Between Sarbanes-Oxley, the late-trading and market-timing scandals of 2003 and other reasons for a tightening in the mutual fund industry’s oversight, it’s no wonder fund directors are working more and quitting more.

A study by PFPC quantifies these trends and other developments in the professional life of board members at fund companies.

The report says an evolution has occurred around the board table. It draws on the experiences of 154 independent board members, affiliated board members and fund executives to spell out some of these changes.

Two-thirds of all board members surveyed and three-quarters of independent board members believe it is more difficult to be a mutual fund director today. The amount of time that board members have been serving affected the results. The more experienced directors, those serving 16 or more years, are more inclined than those with five years or less to feel the role today is more difficult.

One third of directors surveyed said they spend more than 50 hours per quarter on board responsibilities. The polled board members also said turnover was high.

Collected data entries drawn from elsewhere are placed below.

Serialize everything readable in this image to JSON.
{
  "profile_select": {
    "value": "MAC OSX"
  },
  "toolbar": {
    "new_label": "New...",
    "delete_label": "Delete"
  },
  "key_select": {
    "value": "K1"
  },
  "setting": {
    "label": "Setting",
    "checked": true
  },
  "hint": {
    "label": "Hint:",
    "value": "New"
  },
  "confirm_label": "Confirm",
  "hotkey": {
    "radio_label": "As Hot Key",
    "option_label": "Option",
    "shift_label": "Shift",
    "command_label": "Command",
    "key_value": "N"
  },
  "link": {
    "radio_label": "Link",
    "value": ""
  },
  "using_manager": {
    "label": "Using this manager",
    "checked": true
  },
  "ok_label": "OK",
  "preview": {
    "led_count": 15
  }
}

One in four respondents noted at least one member of their board has resigned as a result of the additional time spent working on board matters due to increased regulatory burdens and personal liability concerns.

Although 65% of directors surveyed believe the job is more difficult today, an overwhelming majority, 96%, report enjoying their time as directors and plan to continue to serve.

Four out of 10 board members report that their boards have increased the number of directors because of increased demands for particular types of professional expertise or due to the burden of new regulations.

“Fund boards are getting larger out of necessity in response to the reforms introduced by Sarbanes-Oxley – greater transparency and accountability – and the increased compliance and controls that came out of SEC Rule 38a-1. Both have significantly increased the workload for fund directors,” said Linda Hoard, senior vice president and senior counsel at PFPC. “For example, Sarbanes Oxley requires funds to disclose whether or not their audit committee has a financial expert. Rather than disclose that they did not have a current member who met the criteria of a financial expert, many boards went out and recruited from a limited talent pool.”

But this outreach hasn’t been easy. Fifty-eight percent of directors surveyed said recruiting qualified candidates to serve as audit committee financial experts has been difficult or very difficult.  Almost as hard, the report states, is the recruitment of independent board members, which 51% of respondents said was difficult or very difficult. 

One concern for directors and would-be directors is personal liability. One in four board members pooled said they do not have adequate personal liability insurance. One-third of interested board members and 16% of independent directors surveyed have obtained additional personal liability coverage.